Presentation: Transport by Chris Vanderschuere, Carly Farr, and Bret Lorimore
Transport app for the Corvallis Transit System, which serves to provide bus riders with real-time information about where the bus is and when it will get to your stop.
Completeness: LANREG by Charles Catino
LANREG is an event registration web application that is designed to support small to large scale LAN parties. It includes organization, event, and seating chart creation tools along with full PayPal payment integration.
People’s Choice: Profit by Soroush Ghorashi and Chadwick Swenson
Profit is a simple mobile app that solves the three biggest problems freelancers and small business owners face: taxes, audit preparation and client tracking.
Of the over 500 teams that applied, two Oregon State teams were among the top 35 to make it to the finals of Intel’s 2014 Cornell Cup competition, held on May 2 and 3 at Walt Disney World in Orlando, Florida. After three rounds of judging by Intel representatives including a floor presentation, and a formal pitch to an audience — both teams were awarded honorable mention.
The competition gives students the real-world experience of working as a team to design a product for a client. “There will be supply chain issues, there will be hobgoblins in what should be working hardware, there will be times when you absolutely lose the motivation to fix the last few issues. How you overcome these challenges dictates what kind of engineer you are,” said Kevin McGrath, advisor to the teams.
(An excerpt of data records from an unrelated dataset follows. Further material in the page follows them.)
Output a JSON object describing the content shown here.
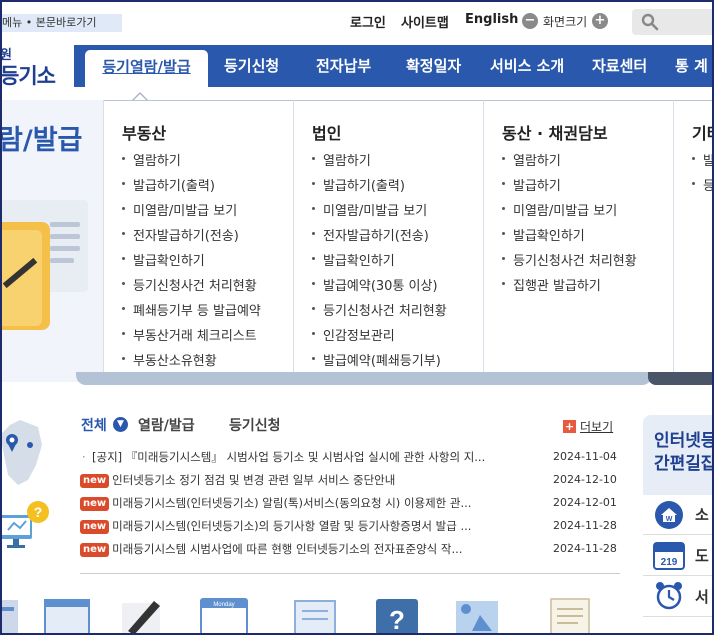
{
  "skip_link": "메뉴 • 본문바로가기",
  "utility": {
    "login": "로그인",
    "sitemap": "사이트맵",
    "english": "English",
    "zoom_label": "화면크기",
    "zoom_minus": "−",
    "zoom_plus": "+"
  },
  "logo": {
    "line1": "원",
    "line2": "등기소"
  },
  "nav": {
    "active": "등기열람/발급",
    "items": [
      "등기신청",
      "전자납부",
      "확정일자",
      "서비스 소개",
      "자료센터",
      "통 계"
    ]
  },
  "mega_menu": {
    "section_title": "람/발급",
    "columns": [
      {
        "heading": "부동산",
        "items": [
          "열람하기",
          "발급하기(출력)",
          "미열람/미발급 보기",
          "전자발급하기(전송)",
          "발급확인하기",
          "등기신청사건 처리현황",
          "폐쇄등기부 등 발급예약",
          "부동산거래 체크리스트",
          "부동산소유현황"
        ]
      },
      {
        "heading": "법인",
        "items": [
          "열람하기",
          "발급하기(출력)",
          "미열람/미발급 보기",
          "전자발급하기(전송)",
          "발급확인하기",
          "발급예약(30통 이상)",
          "등기신청사건 처리현황",
          "인감정보관리",
          "발급예약(폐쇄등기부)"
        ]
      },
      {
        "heading": "동산 · 채권담보",
        "items": [
          "열람하기",
          "발급하기",
          "미열람/미발급 보기",
          "발급확인하기",
          "등기신청사건 처리현황",
          "집행관 발급하기"
        ]
      },
      {
        "heading": "기타",
        "items": [
          "발",
          "등"
        ]
      }
    ]
  },
  "news": {
    "tabs": {
      "all": "전체",
      "view_issue": "열람/발급",
      "apply": "등기신청"
    },
    "more": "더보기",
    "items": [
      {
        "badge": "",
        "title": "[공지] 『미래등기시스템』 시범사업 등기소 및 시범사업 실시에 관한 사항의 지...",
        "date": "2024-11-04"
      },
      {
        "badge": "new",
        "title": "인터넷등기소 정기 점검 및 변경 관련 일부 서비스 중단안내",
        "date": "2024-12-10"
      },
      {
        "badge": "new",
        "title": "미래등기시스템(인터넷등기소) 알림(톡)서비스(동의요청 시) 이용제한 관...",
        "date": "2024-12-01"
      },
      {
        "badge": "new",
        "title": "미래등기시스템(인터넷등기소)의 등기사항 열람 및 등기사항증명서 발급 ...",
        "date": "2024-11-28"
      },
      {
        "badge": "new",
        "title": "미래등기시스템 시범사업에 따른 현행 인터넷등기소의 전자표준양식 작...",
        "date": "2024-11-28"
      }
    ]
  },
  "quick": {
    "title_line1": "인터넷등",
    "title_line2": "간편길잡",
    "items": [
      {
        "label": "소",
        "icon": "house-icon"
      },
      {
        "label": "도",
        "icon": "address-sign-icon",
        "number": "219"
      },
      {
        "label": "서",
        "icon": "alarm-clock-icon"
      }
    ]
  },
  "bottom_icons": [
    "sidebar-window-icon",
    "browser-window-icon",
    "pen-icon",
    "calendar-icon",
    "document-icon",
    "question-icon",
    "presentation-icon",
    "certificate-icon"
  ],
  "calendar_label": "Monday",
  "colors": {
    "primary": "#2a58ad",
    "new_badge": "#d94b2b"
  }
}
McGrath took a hands-off approach to mentoring the students, and let the teams take ownership of their projects. “I think it was a net benefit for us as a team,” said Josh Sklar, computer science student. “We got a lot more out of it because we were forced to do everything, and had free rein to be more creative.”
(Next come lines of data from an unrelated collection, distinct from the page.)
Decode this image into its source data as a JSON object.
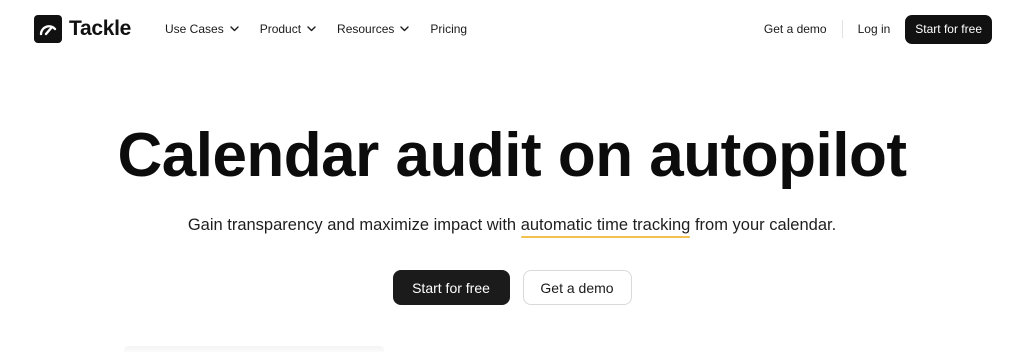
{
  "brand": {
    "name": "Tackle",
    "logo_icon": "gauge-icon"
  },
  "nav": {
    "items": [
      {
        "label": "Use Cases",
        "has_dropdown": true
      },
      {
        "label": "Product",
        "has_dropdown": true
      },
      {
        "label": "Resources",
        "has_dropdown": true
      },
      {
        "label": "Pricing",
        "has_dropdown": false
      }
    ],
    "demo_label": "Get a demo",
    "login_label": "Log in",
    "start_label": "Start for free"
  },
  "hero": {
    "title": "Calendar audit on autopilot",
    "subtitle_before": "Gain transparency and maximize impact with ",
    "subtitle_highlight": "automatic time tracking",
    "subtitle_after": " from your calendar.",
    "primary_cta": "Start for free",
    "secondary_cta": "Get a demo"
  },
  "colors": {
    "primary": "#111111",
    "highlight_underline": "#f2c14e",
    "background": "#ffffff"
  }
}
The two teams were multidisciplinary including members from computer science, and electrical and computer engineering. The Motion Safe Systems team also included a business major to help with marketing.
Motion Safe Systems
A team of six took on the radical idea of turning cars into an alert system to contact emergency responders and warn nearby drivers when an accident occurs. They created an affordable device that can plug into the on-board diagnostics port of a car.
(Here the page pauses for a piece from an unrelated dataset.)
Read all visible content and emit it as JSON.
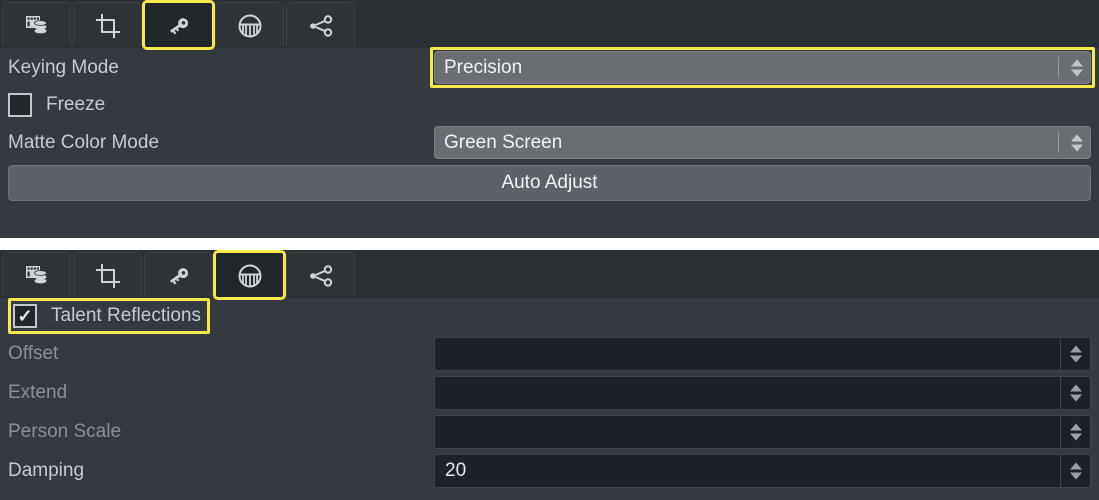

The device can detect a crash with a combination of instruments including an accelerometer, gyroscope, and magnetometer. But he genius of the system is it how the devices connect to one another via a wireless mesh network — allowing cars to “talk” to each other. Since no centralized controller is needed, the messages can be passed from car to car, spreading the information to cars too distant from the initial accident to receive direct transmission. Motion Safe Systems could also be expanded to allow users to connect with their smartphones to access other information from their cars such as fuel economy.
Dr. Wattson: Power Inspector
The four members of the Dr. Wattson team designed a product to help inform consumers about their power consumption. Their device takes energy monitoring in the home to a new level by allowing consumers to monitor several outlets at once. The data is sent wirelessly to a base station, where it is entered into a database. A web interface pulls the data from the database and displays it in a way that makes it easy for consumers to understand, and is accessible by a computer, tablet or phone. This advances current technology, such as the Kill-A-Watt, which monitors just one outlet and requires the user to look at the actual device where it is plugged in — sometimes under a desk or behind furniture. The team was also featured on the School of Electrical Engineering and Computer Science website.
The competition allowed the teams to connect with engineering students from all over the nation and find out about their projects. “The Cornell Cup was a lot of hard work and a lot of fun. All 35 of the teams that were there definitely deserved to be there — great projects and smart people,” said Bennett Rand, computer science student.